BY: Ebrahim Fallahi

A review on govt. plan to barter oil for dues to private sector

July 21, 2019

TEHRAN – The regulatory body of the government has been recently preparing the draft for a bartering system which is set to settle the government dues to the private power plant owners and electricity contractors.

Based on this draft, nearly 400 trillion rials (about $9.52 billion) worth of oil is going to be given to the private companies in return for the electricity that they have provided for the national network, or for the services that the contractors provided for the energy ministry.

According to the energy ministry, big companies and well-established contractors have given green light to such a mechanism in order to settle their dues.

Although this mechanism has been mentioned and foreseen in the budget law, and the government’s efforts for paying its dues to the private sector, in itself, is a positive act which must be appreciated, but there is still uncertainty about the practicality of this approach. 

Is this method really suitable for solving the financial problems that the government is facing regarding the private sector and the electricity industry? And if yes, what would the scale of such bartering system be? Would it cover small amounts as well?

Govt. payment mechanisms

So far, the Iranian government have tried numerous approaches and mechanisms for settling its debts to the private sector, in times that the financial conditions are not right for clearing payments with money (like during sanctions and recession).

Bartering the dues for “treasury bills” was one of the first approaches that the government used in order to pay its dues to the electricity contractors and private power plant owners. In this method, the energy ministry would pay it dues in the form of a treasury bill which can be traded for raw materials like aluminum ingots, steel and etc. needed by the companies and contractors.

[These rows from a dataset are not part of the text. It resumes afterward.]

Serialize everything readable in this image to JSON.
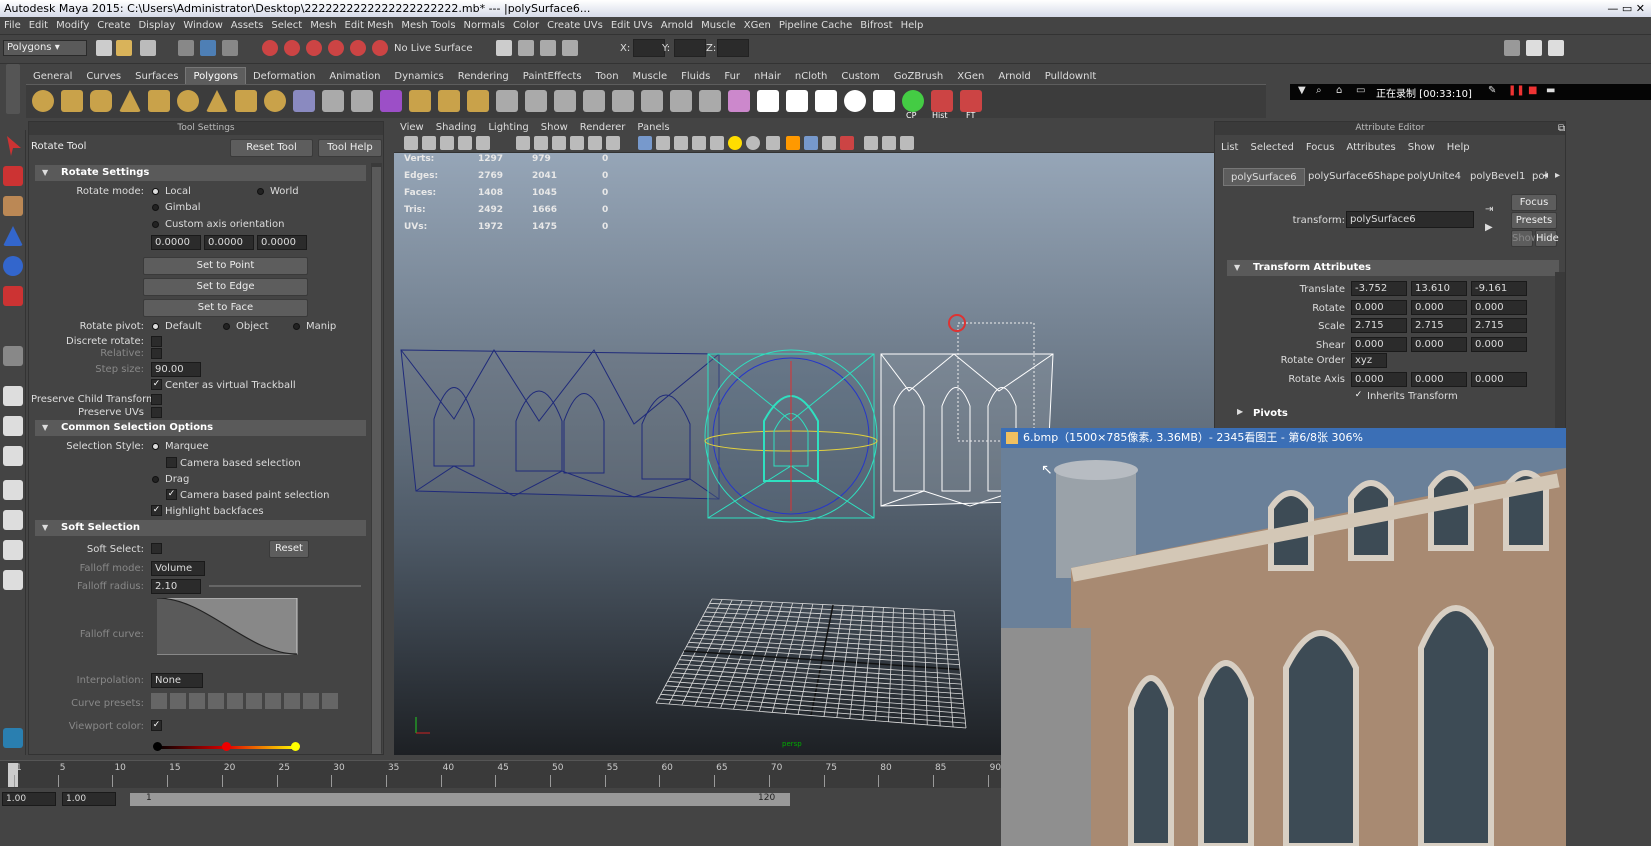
{
  "window": {
    "title": "Autodesk Maya 2015: C:\\Users\\Administrator\\Desktop\\2222222222222222222222.mb*   ---   |polySurface6...",
    "controls": "—  ▭  ✕"
  },
  "menubar": [
    "File",
    "Edit",
    "Modify",
    "Create",
    "Display",
    "Window",
    "Assets",
    "Select",
    "Mesh",
    "Edit Mesh",
    "Mesh Tools",
    "Normals",
    "Color",
    "Create UVs",
    "Edit UVs",
    "Arnold",
    "Muscle",
    "XGen",
    "Pipeline Cache",
    "Bifrost",
    "Help"
  ],
  "statusline": {
    "mode": "Polygons",
    "live_surface": "No Live Surface",
    "x_label": "X:",
    "y_label": "Y:",
    "z_label": "Z:"
  },
  "shelf": {
    "tabs": [
      "General",
      "Curves",
      "Surfaces",
      "Polygons",
      "Deformation",
      "Animation",
      "Dynamics",
      "Rendering",
      "PaintEffects",
      "Toon",
      "Muscle",
      "Fluids",
      "Fur",
      "nHair",
      "nCloth",
      "Custom",
      "GoZBrush",
      "XGen",
      "Arnold",
      "PulldownIt"
    ],
    "active_tab": "Polygons",
    "labels": {
      "cp": "CP",
      "hist": "Hist",
      "ft": "FT"
    }
  },
  "recorder": {
    "text": "正在录制 [00:33:10]"
  },
  "tool_settings": {
    "header": "Tool Settings",
    "tool_name": "Rotate Tool",
    "reset_label": "Reset Tool",
    "help_label": "Tool Help",
    "rotate_settings": {
      "title": "Rotate Settings",
      "mode_label": "Rotate mode:",
      "local": "Local",
      "world": "World",
      "gimbal": "Gimbal",
      "custom": "Custom axis orientation",
      "custom_values": [
        "0.0000",
        "0.0000",
        "0.0000"
      ],
      "set_point": "Set to Point",
      "set_edge": "Set to Edge",
      "set_face": "Set to Face",
      "pivot_label": "Rotate pivot:",
      "pivot_default": "Default",
      "pivot_object": "Object",
      "pivot_manip": "Manip",
      "discrete": "Discrete rotate:",
      "relative": "Relative:",
      "step_label": "Step size:",
      "step_value": "90.00",
      "trackball": "Center as virtual Trackball",
      "preserve_child": "Preserve Child Transform",
      "preserve_uvs": "Preserve UVs"
    },
    "selection": {
      "title": "Common Selection Options",
      "style_label": "Selection Style:",
      "marquee": "Marquee",
      "camera_sel": "Camera based selection",
      "drag": "Drag",
      "camera_paint": "Camera based paint selection",
      "backfaces": "Highlight backfaces"
    },
    "soft": {
      "title": "Soft Selection",
      "soft_label": "Soft Select:",
      "reset": "Reset",
      "falloff_mode_label": "Falloff mode:",
      "falloff_mode": "Volume",
      "falloff_radius_label": "Falloff radius:",
      "falloff_radius": "2.10",
      "curve_label": "Falloff curve:",
      "interp_label": "Interpolation:",
      "interp": "None",
      "presets_label": "Curve presets:",
      "vp_color_label": "Viewport color:"
    }
  },
  "viewport": {
    "menu": [
      "View",
      "Shading",
      "Lighting",
      "Show",
      "Renderer",
      "Panels"
    ],
    "hud": [
      {
        "label": "Verts:",
        "a": "1297",
        "b": "979",
        "c": "0"
      },
      {
        "label": "Edges:",
        "a": "2769",
        "b": "2041",
        "c": "0"
      },
      {
        "label": "Faces:",
        "a": "1408",
        "b": "1045",
        "c": "0"
      },
      {
        "label": "Tris:",
        "a": "2492",
        "b": "1666",
        "c": "0"
      },
      {
        "label": "UVs:",
        "a": "1972",
        "b": "1475",
        "c": "0"
      }
    ],
    "persp": "persp"
  },
  "attribute_editor": {
    "header": "Attribute Editor",
    "menu": [
      "List",
      "Selected",
      "Focus",
      "Attributes",
      "Show",
      "Help"
    ],
    "tabs": [
      "polySurface6",
      "polySurface6Shape",
      "polyUnite4",
      "polyBevel1",
      "pol"
    ],
    "transform_label": "transform:",
    "transform_value": "polySurface6",
    "focus": "Focus",
    "presets": "Presets",
    "show": "Show",
    "hide": "Hide",
    "section": "Transform Attributes",
    "rows": [
      {
        "label": "Translate",
        "values": [
          "-3.752",
          "13.610",
          "-9.161"
        ]
      },
      {
        "label": "Rotate",
        "values": [
          "0.000",
          "0.000",
          "0.000"
        ]
      },
      {
        "label": "Scale",
        "values": [
          "2.715",
          "2.715",
          "2.715"
        ]
      },
      {
        "label": "Shear",
        "values": [
          "0.000",
          "0.000",
          "0.000"
        ]
      }
    ],
    "rotate_order_label": "Rotate Order",
    "rotate_order": "xyz",
    "rotate_axis_label": "Rotate Axis",
    "rotate_axis": [
      "0.000",
      "0.000",
      "0.000"
    ],
    "inherits": "Inherits Transform",
    "pivots": "Pivots"
  },
  "image_viewer": {
    "title": "6.bmp（1500×785像素, 3.36MB）- 2345看图王 - 第6/8张 306%"
  },
  "timeline": {
    "ticks": [
      "1",
      "5",
      "10",
      "15",
      "20",
      "25",
      "30",
      "35",
      "40",
      "45",
      "50",
      "55",
      "60",
      "65",
      "70",
      "75",
      "80",
      "85",
      "90"
    ],
    "start": "1.00",
    "end": "1.00",
    "range_start": "1",
    "range_end": "120"
  }
}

Another mechanism was using “clearing bills”, in this method the government would offset its debts to the companies and contactors with the taxes and legal bills which they were supposed to pay to the government in order to operate.

Many experts and analysts believe that such approaches are suffering from significant shortcomings and loopholes. For instance, in many cases, the value of the government’s treasury bills could decrease drastically at the time that the company or contractor wants to use them, or the manufacturers and companies doesn’t supply the items covered in the bills, so many of the owners of such bills will be forced to sell them to middlemen in the market for lower prices in order to use the money with more flexibility.

The new approach

Analysts and experts in the country’s power industry believe that, like many other methods which have been implemented so far, the oil-for-due mechanism has its own shortcomings and drawbacks.

They argue that this mechanism only good for big companies and contractors with large amounts of due payments, and the small and medium-sized companies and enterprises would not benefit much from such bartering system.

The ministry of energy has said that this method is intended to settle state debts to large contractors. This means that the government itself believes that the developed method works only for large contractors or large companies. But, it should be noted that the number of big contractors which have the means to receive, transport and sell oil in or outside the country is not that much and many of the companies, active in the energy industry are small and medium-sized companies.

This suggests that the target population which the government has considered for this mechanism is not that rational and the statistical pool considered for this method is very limited and small.

It is also said that since this new mechanism requires the coordination between two different miniseries, namely energy ministry and the oil ministry, inevitability some unforeseen issues might emerge in the process.

Final thoughts

Many of the experts and scholars in the country’s energy industry believe that if the energy ministry wants to take measures to address its debts to the private sector, it should find a comprehensive and inclusive solution, one that covers the whole industry, since as I mentioned before only a limited number of companies in the country have the ability or means to use oil as a payment method.

The best way to address the financial issues which the energy ministry is facing is to remove the subsidies which is applied for the electricity bills for households and commercial consumers.

There is a huge gap between the real value of electricity and the price with which it is provided to the consumers in Iran. Closing this gap (only if partially) would solve many of the financial problems that this industry is currently facing.

Emending the power industry’s economy requires emendation in the country’s economic structure at a macro level, but unfortunately there doesn’t seem to be any will for going in that direction anytime soon.